The concept of domicile is extremely important in a UK tax context because of the UK tax advantages that are allowed to foreign-domiciled individuals. The relevance of domicile, in the context of migration, is that a person who leaves the UK and establishes a domicile of choice in another country is deemed to remain UK-domiciled for a period of three full UK tax years after having acquired his new domicile. His worldwide estate would remain liable to UK inheritance tax (IHT) for the three-year period and any settlement by him of assets on offshore trustees in excess of his so-called "nil-rate band" (which is currently £285,000), would attract an immediate 20% IHT charge. This reduces the opportunities for pre-migration planning to persons who are UK-domiciled or deemed UK-domiciled. In this regard it is important to note that if the immigrant has a foreign domicile but has been tax resident in the UK for 17 out of the preceding 20 tax years, the immigrant will be deemed to be UK-domiciled for IHT purposes.
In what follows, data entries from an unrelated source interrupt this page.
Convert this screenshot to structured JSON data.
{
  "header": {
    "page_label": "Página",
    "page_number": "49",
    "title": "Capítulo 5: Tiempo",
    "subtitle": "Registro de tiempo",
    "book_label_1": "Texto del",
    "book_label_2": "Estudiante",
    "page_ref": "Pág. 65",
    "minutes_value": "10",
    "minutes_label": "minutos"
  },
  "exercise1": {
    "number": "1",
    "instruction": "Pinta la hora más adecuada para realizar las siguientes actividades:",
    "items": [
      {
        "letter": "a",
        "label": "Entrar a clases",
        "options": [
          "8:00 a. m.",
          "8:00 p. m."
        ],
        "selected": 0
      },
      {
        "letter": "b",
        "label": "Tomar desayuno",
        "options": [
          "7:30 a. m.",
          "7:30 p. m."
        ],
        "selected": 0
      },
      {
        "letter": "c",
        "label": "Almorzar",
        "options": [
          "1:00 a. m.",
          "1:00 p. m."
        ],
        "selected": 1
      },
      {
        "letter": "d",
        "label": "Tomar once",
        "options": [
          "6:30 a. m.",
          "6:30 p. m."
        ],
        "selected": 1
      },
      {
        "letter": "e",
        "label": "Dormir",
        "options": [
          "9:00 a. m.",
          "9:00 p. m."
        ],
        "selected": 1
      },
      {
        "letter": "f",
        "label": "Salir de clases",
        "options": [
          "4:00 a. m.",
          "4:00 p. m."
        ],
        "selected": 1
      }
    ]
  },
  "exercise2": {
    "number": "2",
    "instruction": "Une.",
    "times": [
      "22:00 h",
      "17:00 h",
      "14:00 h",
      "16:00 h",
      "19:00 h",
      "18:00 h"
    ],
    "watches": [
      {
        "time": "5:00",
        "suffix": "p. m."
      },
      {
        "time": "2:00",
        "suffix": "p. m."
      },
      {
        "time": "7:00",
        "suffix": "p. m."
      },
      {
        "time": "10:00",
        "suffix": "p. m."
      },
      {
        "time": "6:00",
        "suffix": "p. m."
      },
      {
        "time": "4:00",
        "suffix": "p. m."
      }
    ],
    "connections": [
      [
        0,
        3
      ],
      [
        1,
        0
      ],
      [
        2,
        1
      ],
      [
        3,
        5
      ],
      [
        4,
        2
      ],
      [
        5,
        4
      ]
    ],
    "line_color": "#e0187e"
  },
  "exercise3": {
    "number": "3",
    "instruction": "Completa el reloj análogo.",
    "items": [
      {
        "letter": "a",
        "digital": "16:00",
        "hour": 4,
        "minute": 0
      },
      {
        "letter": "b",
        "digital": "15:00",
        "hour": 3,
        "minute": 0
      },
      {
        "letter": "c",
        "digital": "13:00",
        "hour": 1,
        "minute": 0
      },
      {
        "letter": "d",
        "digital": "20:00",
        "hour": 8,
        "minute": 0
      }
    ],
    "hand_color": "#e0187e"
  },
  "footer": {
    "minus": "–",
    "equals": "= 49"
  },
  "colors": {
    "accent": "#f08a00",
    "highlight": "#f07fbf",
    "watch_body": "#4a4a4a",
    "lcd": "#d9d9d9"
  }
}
The immigrant should consider whether he could benefit from SA estate duty advantages by settling an offshore discretionary trust, within his "nil rate band", prior to migrating to SA.
The type of Residence Visa the immigrant intends applying for must be considered. Because it can take up to a year for an application to be approved, the type of application should be decided on well in advance of migration to SA.
An immigrant will probably want to acquire immoveable property in SA. He needs to decide whether to buy the property in his own name or through a corporate entity or trust.
One of the SA tax benefits of the immigrant purchasing property in his own name is that the so-called primary residence exclusion would reduce exposure to capital gains tax on resale. This excludes the first R1.5 million taxable capital gain realised from the sale of the property. The exclusion is not available if the property is acquired through a corporate entity or trust. However, the advantage of the primary residence exclusion is offset by the fact that by acquiring the property in the immigrant’s own name, the asset would form part of his dutiable SA estate on death and would potentially be subject to SA estate duty.
Migrants to SA need to be aware of how the SA Exchange Control Regulations may affect them.
New immigrants to SA qualify for a five-year "holiday" from exchange control. In essence this means that if an immigrant remains in SA for a period of less than five years, he will be Visated to externalise all the assets that he introduced into SA during such period (as well as the growth in the assets), without any exchange control restrictions. After the five-year period, the immigrant will only be Visated to externalise the Rand value of the assets that he introduced into SA. The growth in the value of the assets would be subject to normal exchange control restrictions.
The ease with which the immigrant can exit from SA should he wish to do so, and the potential UK and SA tax consequences of his doing so, should also be considered. This aspect will primarily be determined by the manner in which the immigrant structured his affairs prior to migrating to SA.